Many of our faith’s obligations are carried out in the home, be they lighting the Sabbath candles each week, keeping a kosher kitchen (where milk and meat are separated, and cooked in different pots and pans, according to religious dietary laws), or marking the festivals as prescribed by Jewish law.
Therefore, in the festival season when the theme is “teshuva” – a Hebrew word often translated as repentance but which actually means “return” to religious ways, promising this return as we stand in synagogue is not enough; we need to make religious observance a focal point of our home lives. If we try to leave God behind in synagogue at the end of the service, say our rabbis, we’ve missed the point.
Meals, when blessings are recited, Biblical ideas discussed and guests invited, are to Judaism displays of religious devotion.

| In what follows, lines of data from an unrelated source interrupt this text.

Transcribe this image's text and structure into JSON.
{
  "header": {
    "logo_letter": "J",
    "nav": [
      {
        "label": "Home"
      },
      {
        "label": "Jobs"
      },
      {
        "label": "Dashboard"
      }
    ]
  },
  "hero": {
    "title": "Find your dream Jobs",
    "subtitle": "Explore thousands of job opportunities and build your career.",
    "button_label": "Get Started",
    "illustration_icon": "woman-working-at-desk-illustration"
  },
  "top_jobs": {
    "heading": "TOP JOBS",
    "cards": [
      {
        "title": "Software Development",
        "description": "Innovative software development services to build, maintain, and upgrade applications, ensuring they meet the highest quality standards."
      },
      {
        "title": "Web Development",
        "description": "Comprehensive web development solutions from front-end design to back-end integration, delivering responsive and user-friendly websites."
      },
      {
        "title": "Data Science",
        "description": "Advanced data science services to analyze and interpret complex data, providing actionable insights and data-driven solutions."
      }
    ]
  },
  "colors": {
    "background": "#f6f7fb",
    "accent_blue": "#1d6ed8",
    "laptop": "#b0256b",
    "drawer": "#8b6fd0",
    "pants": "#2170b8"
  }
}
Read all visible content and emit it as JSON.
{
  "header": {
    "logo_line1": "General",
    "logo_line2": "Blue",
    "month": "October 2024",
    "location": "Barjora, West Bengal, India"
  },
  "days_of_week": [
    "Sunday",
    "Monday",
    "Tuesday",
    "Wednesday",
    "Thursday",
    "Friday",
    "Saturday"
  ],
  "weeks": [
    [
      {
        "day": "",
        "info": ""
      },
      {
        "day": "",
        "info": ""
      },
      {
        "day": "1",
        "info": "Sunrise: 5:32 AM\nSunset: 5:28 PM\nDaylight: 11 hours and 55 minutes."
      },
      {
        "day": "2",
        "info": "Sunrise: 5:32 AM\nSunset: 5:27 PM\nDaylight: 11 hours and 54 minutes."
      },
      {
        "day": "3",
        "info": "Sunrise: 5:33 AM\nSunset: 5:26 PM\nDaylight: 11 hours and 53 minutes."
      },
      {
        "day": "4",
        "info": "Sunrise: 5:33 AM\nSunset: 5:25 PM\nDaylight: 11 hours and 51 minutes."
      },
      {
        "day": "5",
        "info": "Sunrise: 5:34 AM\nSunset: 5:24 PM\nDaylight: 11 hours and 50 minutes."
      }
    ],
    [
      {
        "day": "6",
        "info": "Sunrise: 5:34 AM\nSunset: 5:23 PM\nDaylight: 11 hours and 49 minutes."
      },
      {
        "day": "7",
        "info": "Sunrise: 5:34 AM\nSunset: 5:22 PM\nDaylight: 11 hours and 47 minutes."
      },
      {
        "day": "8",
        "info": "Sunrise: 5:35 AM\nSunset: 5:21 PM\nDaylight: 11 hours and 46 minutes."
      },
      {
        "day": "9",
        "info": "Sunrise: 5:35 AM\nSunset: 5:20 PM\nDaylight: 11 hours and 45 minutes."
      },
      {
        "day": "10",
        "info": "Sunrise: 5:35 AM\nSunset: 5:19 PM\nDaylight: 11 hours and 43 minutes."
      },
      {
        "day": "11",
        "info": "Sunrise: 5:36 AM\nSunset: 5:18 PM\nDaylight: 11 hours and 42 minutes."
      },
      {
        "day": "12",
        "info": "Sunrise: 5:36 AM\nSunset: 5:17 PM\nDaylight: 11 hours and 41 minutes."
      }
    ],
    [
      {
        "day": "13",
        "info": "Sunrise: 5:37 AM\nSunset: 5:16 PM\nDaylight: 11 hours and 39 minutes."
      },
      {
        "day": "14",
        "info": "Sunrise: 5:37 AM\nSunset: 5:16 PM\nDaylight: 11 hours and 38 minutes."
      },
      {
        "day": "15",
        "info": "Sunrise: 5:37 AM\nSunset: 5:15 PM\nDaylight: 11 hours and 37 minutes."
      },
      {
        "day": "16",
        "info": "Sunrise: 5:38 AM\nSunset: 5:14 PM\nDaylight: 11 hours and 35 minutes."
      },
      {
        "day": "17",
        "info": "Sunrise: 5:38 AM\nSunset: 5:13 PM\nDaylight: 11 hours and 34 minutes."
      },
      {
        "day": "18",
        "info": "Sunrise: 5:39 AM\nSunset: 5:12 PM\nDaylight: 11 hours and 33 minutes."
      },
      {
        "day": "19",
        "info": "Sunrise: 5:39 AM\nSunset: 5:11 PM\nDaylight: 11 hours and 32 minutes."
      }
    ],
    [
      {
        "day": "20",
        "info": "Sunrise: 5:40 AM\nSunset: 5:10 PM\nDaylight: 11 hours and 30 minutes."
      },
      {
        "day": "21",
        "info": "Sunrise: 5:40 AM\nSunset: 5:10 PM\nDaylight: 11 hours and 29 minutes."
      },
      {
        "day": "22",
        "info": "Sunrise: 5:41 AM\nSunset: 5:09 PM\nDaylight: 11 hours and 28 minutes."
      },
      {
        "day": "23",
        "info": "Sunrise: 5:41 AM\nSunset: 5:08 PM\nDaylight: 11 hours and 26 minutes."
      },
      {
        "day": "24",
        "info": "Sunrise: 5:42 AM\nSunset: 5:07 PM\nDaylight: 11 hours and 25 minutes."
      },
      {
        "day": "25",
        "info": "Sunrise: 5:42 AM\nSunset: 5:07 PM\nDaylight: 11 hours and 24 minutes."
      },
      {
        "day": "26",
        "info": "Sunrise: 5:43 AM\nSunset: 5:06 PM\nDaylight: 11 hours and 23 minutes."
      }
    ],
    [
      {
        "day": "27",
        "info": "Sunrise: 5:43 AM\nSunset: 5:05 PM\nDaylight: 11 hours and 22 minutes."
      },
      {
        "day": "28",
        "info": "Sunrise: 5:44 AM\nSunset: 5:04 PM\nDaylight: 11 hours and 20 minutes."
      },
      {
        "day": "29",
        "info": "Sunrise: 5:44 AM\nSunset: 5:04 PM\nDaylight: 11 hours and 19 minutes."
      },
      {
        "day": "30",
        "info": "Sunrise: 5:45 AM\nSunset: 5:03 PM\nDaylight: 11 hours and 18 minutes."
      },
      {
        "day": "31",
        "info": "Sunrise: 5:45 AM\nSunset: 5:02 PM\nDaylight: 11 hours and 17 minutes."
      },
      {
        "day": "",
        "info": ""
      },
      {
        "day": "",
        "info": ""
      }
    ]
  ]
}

So keen were the rabbis of the Talmud on this idea that with the Jerusalem temple destroyed, they dubbed the dinner table the new altar.
So, when we get home from synagogue on New Year, throwing elaborate feasts of traditional delicacies to honour the festival is one way of us showing that our teshuva does not just consist of words uttered in synagogue, but also of a desire to boost the centrality of Jewish law and customs in our families.